Ed ecco il collegamento con la politica: Fabrizio Vigni, che abbiamo visto avere ben tre cariche all’interno di SEI Toscana, è esponente di rilievo del Partito Democratico ed in particolare è presidente nazionale degli Ecologisti Democratici nonché deputato nella XII, XIII e XIV legislatura.

La domanda sorge spontanea, come fa un inceneritorista – ricordiamo che Vigni è nel CDA di Scarlino Energia, proprietaria dell’inceneritore di Scarlino che ha causato emissioni di diossina oltre i limiti da marzo a maggio 2013 – ad essere anche ecologista?

Ma continuiamo…

Altro personaggio di spicco della politica toscana è Moreno Periccioli esponente PD, ex assessore all’ambiente della Regione Toscana nonché presente nel consiglio di amministrazione della Banca Antonveneta controllata dalla Banca Monte dei Paschi di Siena SPA proprietaria della SCARLINO ENERGIA, di cui naturalmente Periccioli ne è il presidente!
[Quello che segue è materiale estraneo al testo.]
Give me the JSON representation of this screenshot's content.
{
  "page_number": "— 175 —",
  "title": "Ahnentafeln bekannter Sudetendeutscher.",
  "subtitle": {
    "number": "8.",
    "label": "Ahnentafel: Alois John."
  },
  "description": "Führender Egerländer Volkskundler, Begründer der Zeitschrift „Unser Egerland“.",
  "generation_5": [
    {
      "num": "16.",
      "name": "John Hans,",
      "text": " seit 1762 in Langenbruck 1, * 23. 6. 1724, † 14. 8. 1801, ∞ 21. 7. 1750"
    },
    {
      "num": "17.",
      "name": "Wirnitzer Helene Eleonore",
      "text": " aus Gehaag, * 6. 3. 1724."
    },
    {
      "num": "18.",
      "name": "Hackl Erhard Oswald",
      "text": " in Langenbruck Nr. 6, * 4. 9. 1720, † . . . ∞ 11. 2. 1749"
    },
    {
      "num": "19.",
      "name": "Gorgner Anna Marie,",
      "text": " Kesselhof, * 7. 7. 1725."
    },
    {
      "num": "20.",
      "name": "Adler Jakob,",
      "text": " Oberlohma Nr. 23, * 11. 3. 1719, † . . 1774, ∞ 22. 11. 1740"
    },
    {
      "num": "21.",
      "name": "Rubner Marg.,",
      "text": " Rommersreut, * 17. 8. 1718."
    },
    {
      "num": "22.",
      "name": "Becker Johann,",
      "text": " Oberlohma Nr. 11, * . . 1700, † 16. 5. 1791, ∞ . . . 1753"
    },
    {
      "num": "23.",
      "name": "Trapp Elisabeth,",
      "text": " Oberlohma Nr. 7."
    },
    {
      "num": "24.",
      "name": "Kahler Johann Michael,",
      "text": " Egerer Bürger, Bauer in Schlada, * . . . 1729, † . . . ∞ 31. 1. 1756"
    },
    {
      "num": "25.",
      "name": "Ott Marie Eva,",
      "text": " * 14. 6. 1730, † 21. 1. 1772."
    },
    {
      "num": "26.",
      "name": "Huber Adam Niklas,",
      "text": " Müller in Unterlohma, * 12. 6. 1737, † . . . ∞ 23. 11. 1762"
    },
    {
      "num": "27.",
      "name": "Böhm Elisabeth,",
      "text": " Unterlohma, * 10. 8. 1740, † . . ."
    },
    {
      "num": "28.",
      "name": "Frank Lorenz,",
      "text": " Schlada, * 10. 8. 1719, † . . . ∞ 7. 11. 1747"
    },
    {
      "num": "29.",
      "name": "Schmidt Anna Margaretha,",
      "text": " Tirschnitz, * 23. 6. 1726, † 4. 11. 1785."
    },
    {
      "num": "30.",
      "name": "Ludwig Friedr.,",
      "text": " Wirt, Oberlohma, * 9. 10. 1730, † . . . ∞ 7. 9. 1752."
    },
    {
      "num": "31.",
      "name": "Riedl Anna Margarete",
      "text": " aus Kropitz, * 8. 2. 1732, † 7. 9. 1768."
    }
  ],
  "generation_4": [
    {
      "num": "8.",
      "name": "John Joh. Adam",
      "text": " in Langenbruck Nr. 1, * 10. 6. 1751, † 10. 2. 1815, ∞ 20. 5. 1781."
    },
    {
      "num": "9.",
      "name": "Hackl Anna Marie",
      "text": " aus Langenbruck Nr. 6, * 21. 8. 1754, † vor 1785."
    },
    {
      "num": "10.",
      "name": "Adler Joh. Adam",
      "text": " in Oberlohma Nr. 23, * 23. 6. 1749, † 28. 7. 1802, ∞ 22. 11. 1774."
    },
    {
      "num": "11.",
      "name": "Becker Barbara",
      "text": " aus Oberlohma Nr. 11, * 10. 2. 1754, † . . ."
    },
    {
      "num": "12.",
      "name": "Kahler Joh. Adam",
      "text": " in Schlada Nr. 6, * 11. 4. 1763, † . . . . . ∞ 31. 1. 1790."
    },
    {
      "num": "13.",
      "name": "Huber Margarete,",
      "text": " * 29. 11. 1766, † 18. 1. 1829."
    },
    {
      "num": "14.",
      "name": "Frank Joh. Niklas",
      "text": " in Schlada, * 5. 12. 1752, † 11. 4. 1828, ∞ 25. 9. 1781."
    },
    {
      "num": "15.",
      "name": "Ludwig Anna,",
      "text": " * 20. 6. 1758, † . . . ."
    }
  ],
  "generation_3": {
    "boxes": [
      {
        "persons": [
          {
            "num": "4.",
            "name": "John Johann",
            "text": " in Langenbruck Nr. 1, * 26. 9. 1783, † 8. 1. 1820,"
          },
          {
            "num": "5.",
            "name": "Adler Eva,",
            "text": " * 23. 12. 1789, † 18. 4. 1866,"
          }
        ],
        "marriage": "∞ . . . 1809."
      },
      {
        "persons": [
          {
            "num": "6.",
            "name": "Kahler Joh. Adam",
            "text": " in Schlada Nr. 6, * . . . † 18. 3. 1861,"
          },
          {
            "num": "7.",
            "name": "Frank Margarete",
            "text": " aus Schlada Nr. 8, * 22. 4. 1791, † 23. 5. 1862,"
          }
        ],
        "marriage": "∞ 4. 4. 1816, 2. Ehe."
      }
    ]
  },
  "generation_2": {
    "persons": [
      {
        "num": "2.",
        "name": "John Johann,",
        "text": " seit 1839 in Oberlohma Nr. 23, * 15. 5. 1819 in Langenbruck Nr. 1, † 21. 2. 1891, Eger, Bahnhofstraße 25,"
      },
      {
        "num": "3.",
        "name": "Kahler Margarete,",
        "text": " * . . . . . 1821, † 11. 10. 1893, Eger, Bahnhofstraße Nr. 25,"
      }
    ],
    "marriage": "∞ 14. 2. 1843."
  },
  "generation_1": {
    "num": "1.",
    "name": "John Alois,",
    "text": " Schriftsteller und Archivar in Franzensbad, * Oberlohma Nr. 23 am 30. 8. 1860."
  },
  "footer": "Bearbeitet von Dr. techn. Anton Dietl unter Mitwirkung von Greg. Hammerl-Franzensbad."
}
Questi intrecci tra affari e politica, tra società presenti con varie quote di partecipazione in quasi tutte le altre società di cui fanno parte esponenti del PD, fanno si che SEI Toscana sia da considerare un unico soggetto politicamente controllato.

Niente di male se il fine ultimo fosse una gestione corretta dei rifiuti come indicano le normative europee, ma andando a vedere l’impiantistica in dotazione del soggetto rileviamo che ci sono all’attivo ben tre inceneritori uno per ogni provincia senza contare l’impianto delle Strillaie, che produce CDR e al quale, l’attuale e precedente classe politica del PD-L locale ha costretto i comuni maremmani a conferire quote elevate di rifiuti indifferenziati per 27 anni ancora. Questo fa presumere che la raccolta differenziata spinta non rientri nelle loro priorità, poiché è statisticamente provato che dove c’è la presenza di un inceneritore la differenziata non riesce a decollare attestandosi su percentuali del 40/45%, ben lontano dalle virtuose percentuali di molte realtà italiane e lontane anche dal 65% prevista dal nuovo piano regionale dei rifiuti da raggiungere entro il 2020, traguardo peraltro che doveva essere già raggiunto nel 2012 secondo i dettami europei – ancora una volta disattesi.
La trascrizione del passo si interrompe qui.